AfrAsia Bank is pleased to post the following from Louis Lallia. Louis is International Development Manager at AXYS Group (Mauritius) and outlines in the interview below China's growth story and its attractive area for investment.
Why do you believe China is an attractive area for investment?
Whilst Europe is fighting to avoid economic decline, China is posting GDP growth rates close to 8%. Even Thailand, the new Asian Eldorado, posted rates below this (6.4% in 2012). It is true that these figures are not as impressive as the double digit growth figures experienced in the 2000’s but I believe that’s the sign of a maturing economy. To quote Jim O’Neill (Chairman of Goldman Sachs Asset Management and the man behind the BRIC acronym) “China is going from a period where it was all about the quantity of growth into an era where the focus is on the quality of growth”.

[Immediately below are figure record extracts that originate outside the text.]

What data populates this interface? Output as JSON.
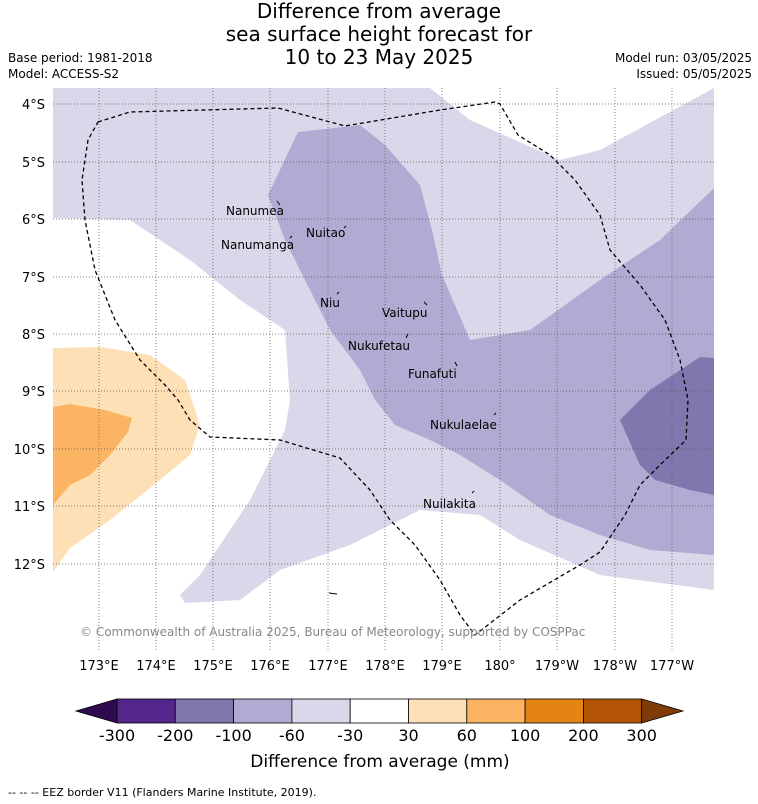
{
  "header": {
    "title_line1": "Difference from average",
    "title_line2": "sea surface height forecast for",
    "title_line3": "10 to 23 May 2025",
    "base_period": "Base period: 1981-2018",
    "model": "Model: ACCESS-S2",
    "model_run": "Model run: 03/05/2025",
    "issued": "Issued: 05/05/2025"
  },
  "map": {
    "copyright": "© Commonwealth of Australia 2025, Bureau of Meteorology, supported by COSPPac",
    "lat_labels": [
      "4°S",
      "5°S",
      "6°S",
      "7°S",
      "8°S",
      "9°S",
      "10°S",
      "11°S",
      "12°S"
    ],
    "lon_labels": [
      "173°E",
      "174°E",
      "175°E",
      "176°E",
      "177°E",
      "178°E",
      "179°E",
      "180°",
      "179°W",
      "178°W",
      "177°W"
    ],
    "islands": [
      {
        "name": "Nanumea"
      },
      {
        "name": "Nuitao"
      },
      {
        "name": "Nanumanga"
      },
      {
        "name": "Niu"
      },
      {
        "name": "Vaitupu"
      },
      {
        "name": "Nukufetau"
      },
      {
        "name": "Funafuti"
      },
      {
        "name": "Nukulaelae"
      },
      {
        "name": "Nuilakita"
      }
    ],
    "colors": {
      "-60_-30": "#d8d8ea",
      "-100_-60": "#b0abd2",
      "-200_-100": "#8276ae",
      "30_60": "#fde0b6",
      "60_100": "#fbb462"
    }
  },
  "legend": {
    "title": "Difference from average (mm)",
    "ticks": [
      "-300",
      "-200",
      "-100",
      "-60",
      "-30",
      "30",
      "60",
      "100",
      "200",
      "300"
    ],
    "colors": [
      "#2e0b50",
      "#54258a",
      "#8276ae",
      "#b0abd2",
      "#d8d8ea",
      "#ffffff",
      "#fde0b6",
      "#fbb462",
      "#e38415",
      "#b45505",
      "#7f3b08"
    ]
  },
  "footer": {
    "eez_note": "--  --  -- EEZ border V11 (Flanders Marine Institute, 2019)."
  }
}
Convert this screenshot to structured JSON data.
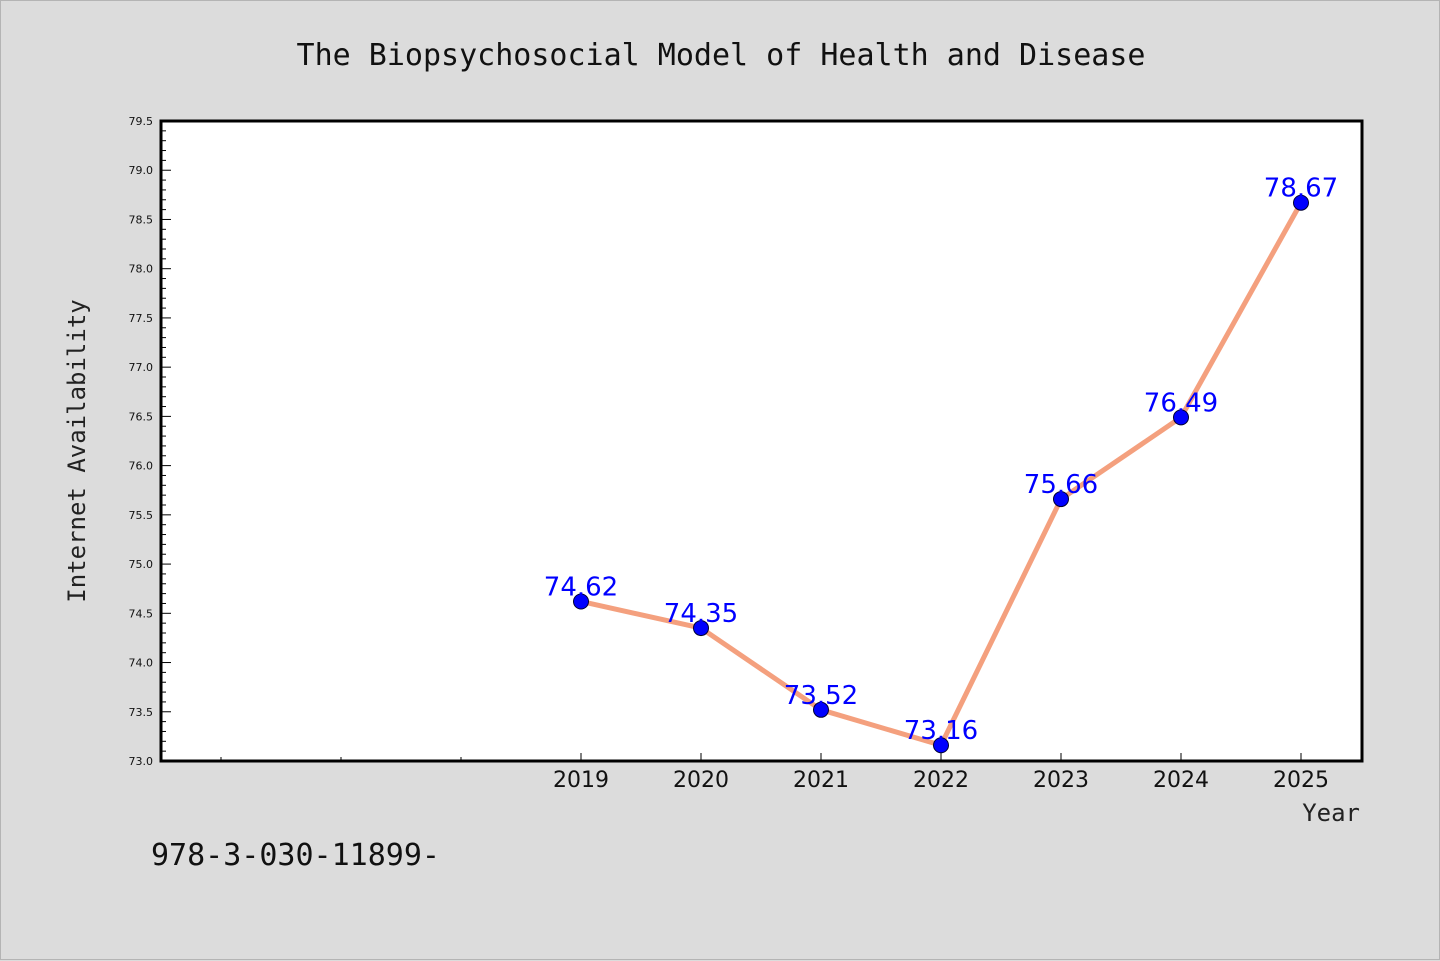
{
  "chart_data": {
    "type": "line",
    "title": "The Biopsychosocial Model of Health and Disease",
    "xlabel": "Year",
    "ylabel": "Internet Availability",
    "x": [
      "2019",
      "2020",
      "2021",
      "2022",
      "2023",
      "2024",
      "2025"
    ],
    "series": [
      {
        "values": [
          74.62,
          74.35,
          73.52,
          73.16,
          75.66,
          76.49,
          78.67
        ],
        "labels": [
          "74.62",
          "74.35",
          "73.52",
          "73.16",
          "75.66",
          "76.49",
          "78.67"
        ]
      }
    ],
    "ylim": [
      73.0,
      79.5
    ],
    "yticks": [
      "73.0",
      "73.5",
      "74.0",
      "74.5",
      "75.0",
      "75.5",
      "76.0",
      "76.5",
      "77.0",
      "77.5",
      "78.0",
      "78.5",
      "79.0",
      "79.5"
    ],
    "grid": false,
    "legend": "none",
    "colors": {
      "line": "#f4a07e",
      "marker": "#0000ff",
      "data_label": "#0000ff",
      "background": "#dcdcdc",
      "plot_background": "#ffffff"
    }
  },
  "footer": {
    "text": "978-3-030-11899-"
  }
}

The emergence of a Chinese middle class is the essential component of this phenomenon. Experts predict that over 340 million Chinese will enjoy an annual income ranging from USD 12,000-25,000 by 2016 meaning that the country is changing from an investment-driven economy to a more mature consumer-driven one.
China’s GDP is expected to grow by 50% by 2017. China is also cheap at the moment. The Hang Seng China Enterprises Index is close to valuations that could only be found back in 2001. And that – coupled with its persisting growth – is what we find really exciting. It is not very often that one has the opportunity to buy at such an attractive price. Chinese companies have been posting healthy results and yet the stock market has failed to properly translate this.
How does the Hang Seng China Enterprises Index reflect the Chinese growth story?
Well at the moment it doesn’t – and that is exactly why we think it represents such a good buy opportunity: we believe that it should be much higher.
The Hang Seng China Enterprises Index is the main Index tracking the top 40 mainland Chinese companies. Think of the Sem7 for Mauritian Stock Exchange. It is listed on the Hong Kong Stock Exchange (because foreign capital ownership is restricted in China) and accounting rules are in line with IFRS guidelines – an essential element for international investors.
How can one invest in China?
For an investor who knows the Chinese market, I would advise them to invest directly. However, stock picking is both difficult and time consuming and private investors often do not have sufficient resources to carry out in-depth due diligence.
One could also decide to invest by tracking the Hang Seng Index. There are a number of ETF (Exchange Traded Funds) that do just that and can be bought both in USD and in €.
Like direct ownerships in stocks though, ETF’s do not offer any protection to the investor. It is for that reason that we decided to invest in China through a structured note that offers our clients 100% capital protection whilst enjoying an attractive participation in the rise of the HSCE Index.